Ajani viajou recentemente ao plano de Theros procurando por sua amiga Elspeth Tirel. Juntos, eles viajaram para o reino dos deuses em Nyx em uma jornada para matar o novo deus sátiro que ascendeu, Xenagos. Eles foram bem sucedidos – mas houve um preço. O deus do sol, Heliode, matou Elspeth com sua própria arma, não restando mais desejo ou necessidade de um mortal destruidor de deuses.

Ajani viu Heliode matar Elspeth. Ele carregou o corpo de sua amiga de volta ao mundo mortal e assim sua alma pode viajar até o Submundo.

Ela se foi. Ele permanece. Mais uma vez, ele enfrenta a difícil e delicada questão feita por todos aqueles que perdem alguém querido:

E agora?

Ajani acordou, seu corpo inteiro entorpecido de dor. Sua vista turva resumida em vultos luminosos cintilando em fundo branco angular. Ele estava em uma tenda, durante a noite, e o toldo agitava-se contra a brisa.
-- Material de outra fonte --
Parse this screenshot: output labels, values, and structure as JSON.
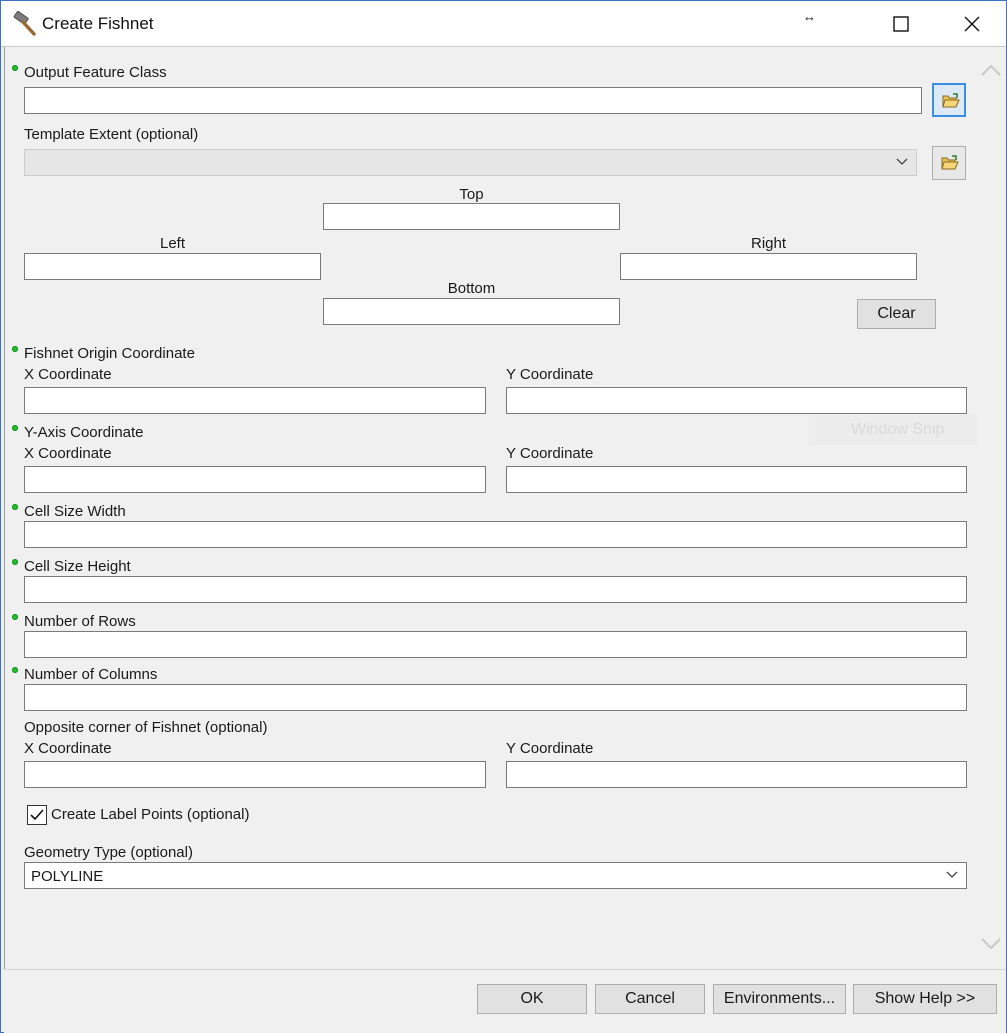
{
  "window": {
    "title": "Create Fishnet",
    "resize_glyph": "↔",
    "icon": "hammer-icon"
  },
  "form": {
    "output_feature_class": {
      "label": "Output Feature Class",
      "value": ""
    },
    "template_extent": {
      "label": "Template Extent (optional)",
      "value": ""
    },
    "extent": {
      "top_label": "Top",
      "left_label": "Left",
      "right_label": "Right",
      "bottom_label": "Bottom",
      "clear_label": "Clear"
    },
    "fishnet_origin": {
      "label": "Fishnet Origin Coordinate",
      "x_label": "X Coordinate",
      "y_label": "Y Coordinate"
    },
    "y_axis": {
      "label": "Y-Axis Coordinate",
      "x_label": "X Coordinate",
      "y_label": "Y Coordinate"
    },
    "cell_width": {
      "label": "Cell Size Width"
    },
    "cell_height": {
      "label": "Cell Size Height"
    },
    "num_rows": {
      "label": "Number of Rows"
    },
    "num_columns": {
      "label": "Number of Columns"
    },
    "opposite_corner": {
      "label": "Opposite corner of Fishnet (optional)",
      "x_label": "X Coordinate",
      "y_label": "Y Coordinate"
    },
    "label_points": {
      "label": "Create Label Points (optional)",
      "checked": true
    },
    "geometry_type": {
      "label": "Geometry Type (optional)",
      "value": "POLYLINE"
    }
  },
  "overlay": {
    "watermark_text": "Window Snip"
  },
  "footer": {
    "ok_label": "OK",
    "cancel_label": "Cancel",
    "environments_label": "Environments...",
    "show_help_label": "Show Help >>"
  },
  "colors": {
    "required_dot": "#22c02a",
    "focus_border": "#3b8ee0",
    "window_border": "#3a73c4"
  }
}
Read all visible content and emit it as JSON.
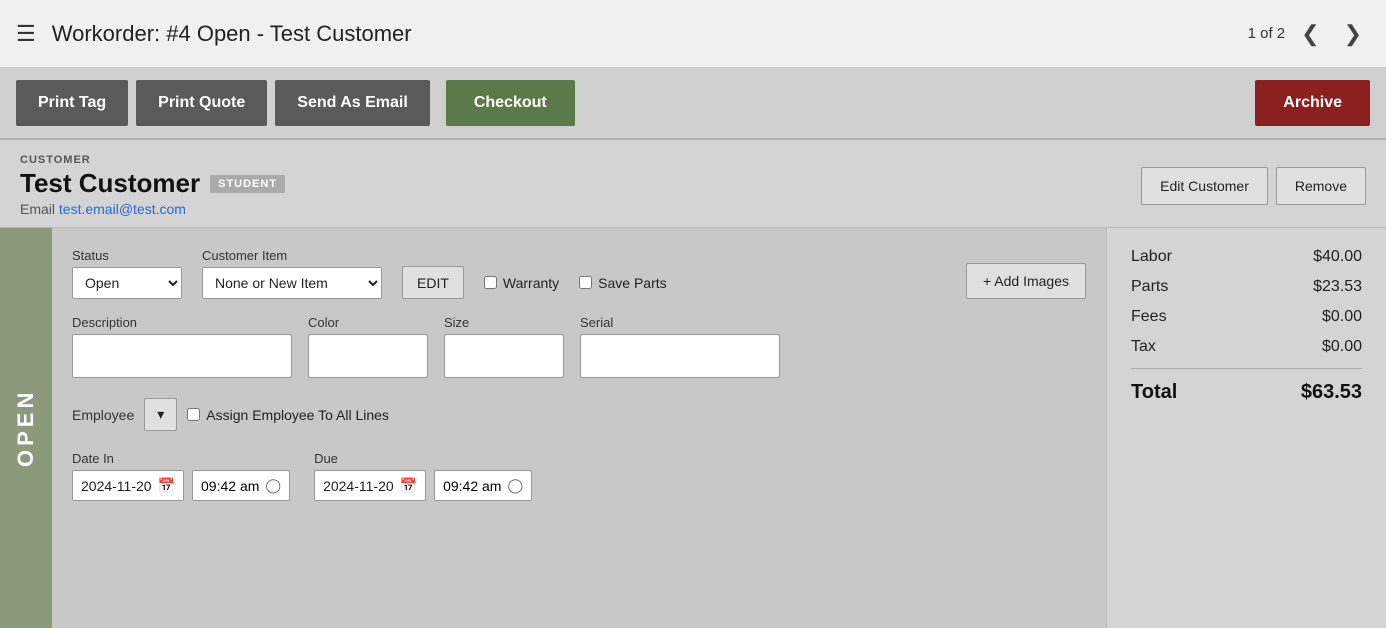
{
  "header": {
    "title": "Workorder: #4 Open - Test Customer",
    "page_indicator": "1 of 2"
  },
  "toolbar": {
    "print_tag": "Print Tag",
    "print_quote": "Print Quote",
    "send_as_email": "Send As Email",
    "checkout": "Checkout",
    "archive": "Archive"
  },
  "customer": {
    "section_label": "CUSTOMER",
    "name": "Test Customer",
    "badge": "STUDENT",
    "email_label": "Email",
    "email": "test.email@test.com",
    "edit_button": "Edit Customer",
    "remove_button": "Remove"
  },
  "workorder": {
    "side_label": "OPEN",
    "status_label": "Status",
    "status_value": "Open",
    "customer_item_label": "Customer Item",
    "customer_item_value": "None or New Item",
    "edit_button": "EDIT",
    "warranty_label": "Warranty",
    "save_parts_label": "Save Parts",
    "add_images_button": "+ Add Images",
    "description_label": "Description",
    "color_label": "Color",
    "size_label": "Size",
    "serial_label": "Serial",
    "employee_label": "Employee",
    "assign_label": "Assign Employee To All Lines",
    "date_in_label": "Date In",
    "date_in_value": "2024-11-20",
    "date_in_time": "09:42 am",
    "due_label": "Due",
    "due_date_value": "2024-11-20",
    "due_time": "09:42 am"
  },
  "summary": {
    "labor_label": "Labor",
    "labor_value": "$40.00",
    "parts_label": "Parts",
    "parts_value": "$23.53",
    "fees_label": "Fees",
    "fees_value": "$0.00",
    "tax_label": "Tax",
    "tax_value": "$0.00",
    "total_label": "Total",
    "total_value": "$63.53"
  },
  "icons": {
    "hamburger": "☰",
    "chevron_left": "❮",
    "chevron_right": "❯",
    "calendar": "📅",
    "clock": "🕐",
    "dropdown": "▾"
  }
}
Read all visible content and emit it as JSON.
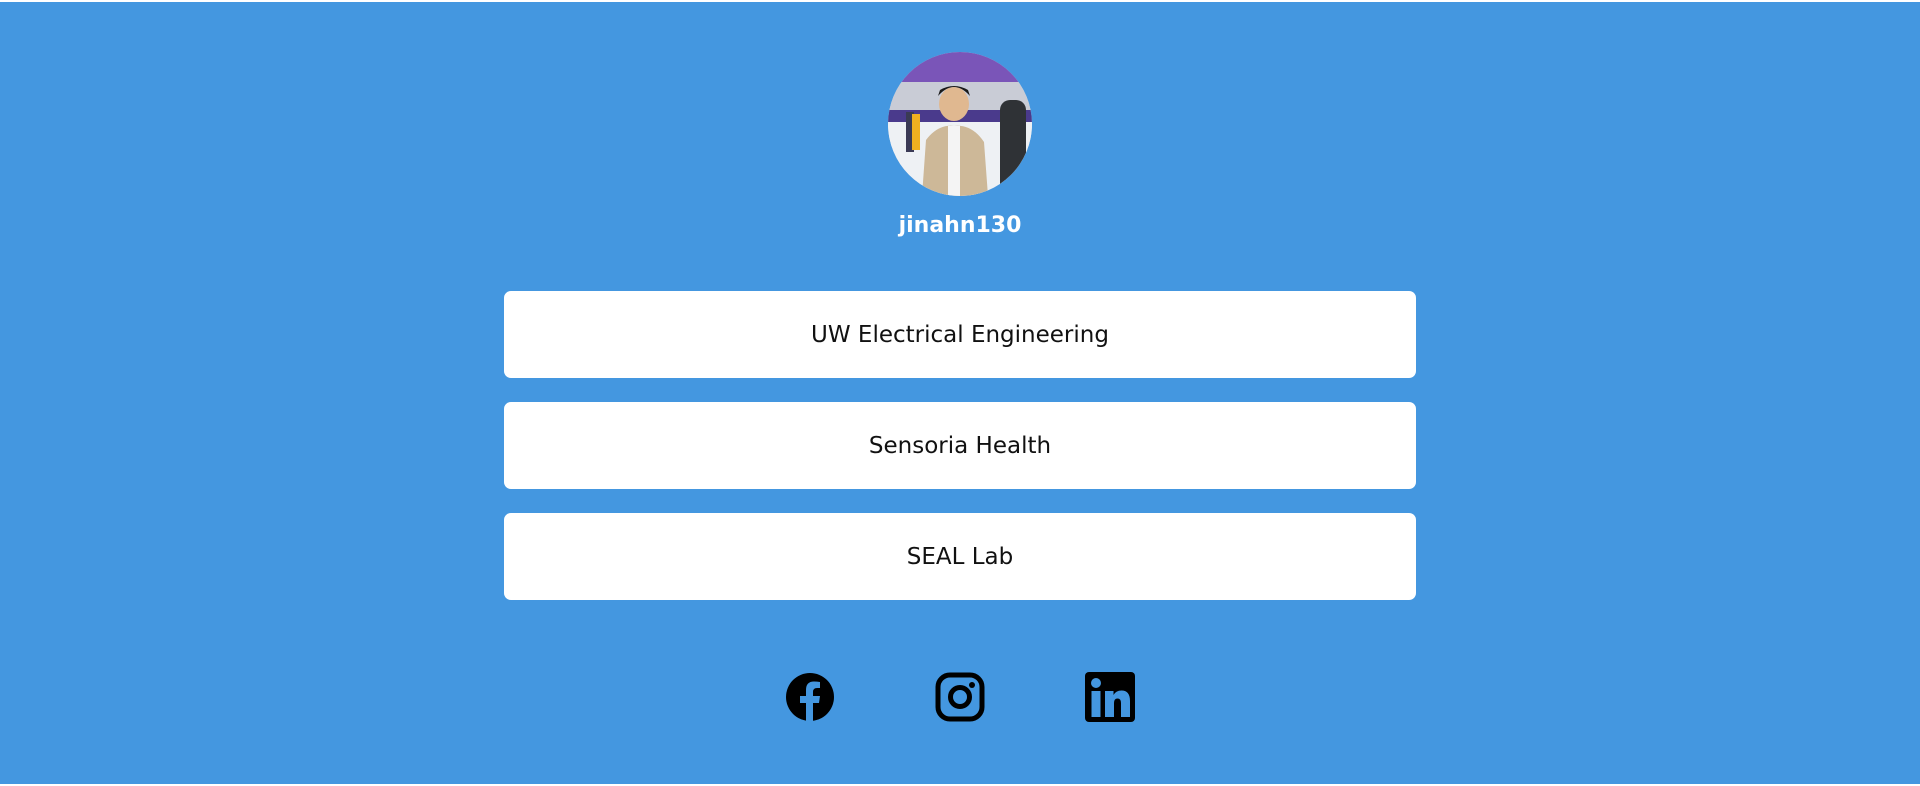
{
  "profile": {
    "username": "jinahn130",
    "avatar_icon": "profile-photo"
  },
  "links": [
    {
      "label": "UW Electrical Engineering"
    },
    {
      "label": "Sensoria Health"
    },
    {
      "label": "SEAL Lab"
    }
  ],
  "social": [
    {
      "name": "Facebook",
      "icon": "facebook-icon"
    },
    {
      "name": "Instagram",
      "icon": "instagram-icon"
    },
    {
      "name": "LinkedIn",
      "icon": "linkedin-icon"
    }
  ],
  "colors": {
    "background": "#4497e0",
    "button": "#ffffff",
    "button_text": "#111111",
    "icon": "#000000"
  }
}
Ele estreitou seus olhos e farejou. O cheiro de uma mistura de ervas agarrava-se a sua pele, sem dúvidas graças a um curandeiro que o atendeu durante seu sono. Ele testou um tornozelo, uma perna, um pulso, um cotovelo, e uma garra. Tudo parecia funcionar.

Ele levantou sua cabeça e olhou ao redor da tenda. Ele havia sido deitado em uma cama que ocupava o centro da tenda. O manto de Elspeth jazia em uma mesa de madeira próxima, dobrado ordenadamente próxima a uma garrafa de barro. Estava puramente branca novamente, todo o sangue havia sido limpado, como se nada tivesse acontecido. Próximo a ele, empoleirado em um banquinho dobrável, estava um velho homem de cabelos brancos cujo pescoço e a parte inferior do rosto estavam cobertos de dilaceradas cicatrizes de queimaduras.

“Lanathos,” Ajani rosnou.

O velho deformado sorriu. “Saudações, caro visitante.”

Ajani manteve seu rosto impassível.

O sorriso do homem se desfez. “Você retornou sozinho.”

O rosto de Ajani abateu-se.

O homem se inclinou para a frente. “Sua viagem foi tão problemática? O curandeiro disse que você estará bem pela manhã.”

Ajani sentou-se na cama, elevando-se acima do pequeno humano velho. Sua cabeça latejava. “Não se trata de mim,” ele rosnou.

Lanathos levantou uma única sobrancelha. “Não?”

“A história de Elspeth acabou,” disse Ajani. “Não gostaria de ouvir como ela acabou?”

O velho coçou sua cicatriz. “Eu quero, mas talvez não agora.”

Ajani enrolou uma de suas tranças entre os dedos. “Estamos ambos aqui, não estamos?”

“Minha memória é excelente,” o homem disse. “Eu irei me lembrar de qualquer coisa que disser enquanto eu viver. Você tem certeza que você sabe como você quer que eu me lembre dela?”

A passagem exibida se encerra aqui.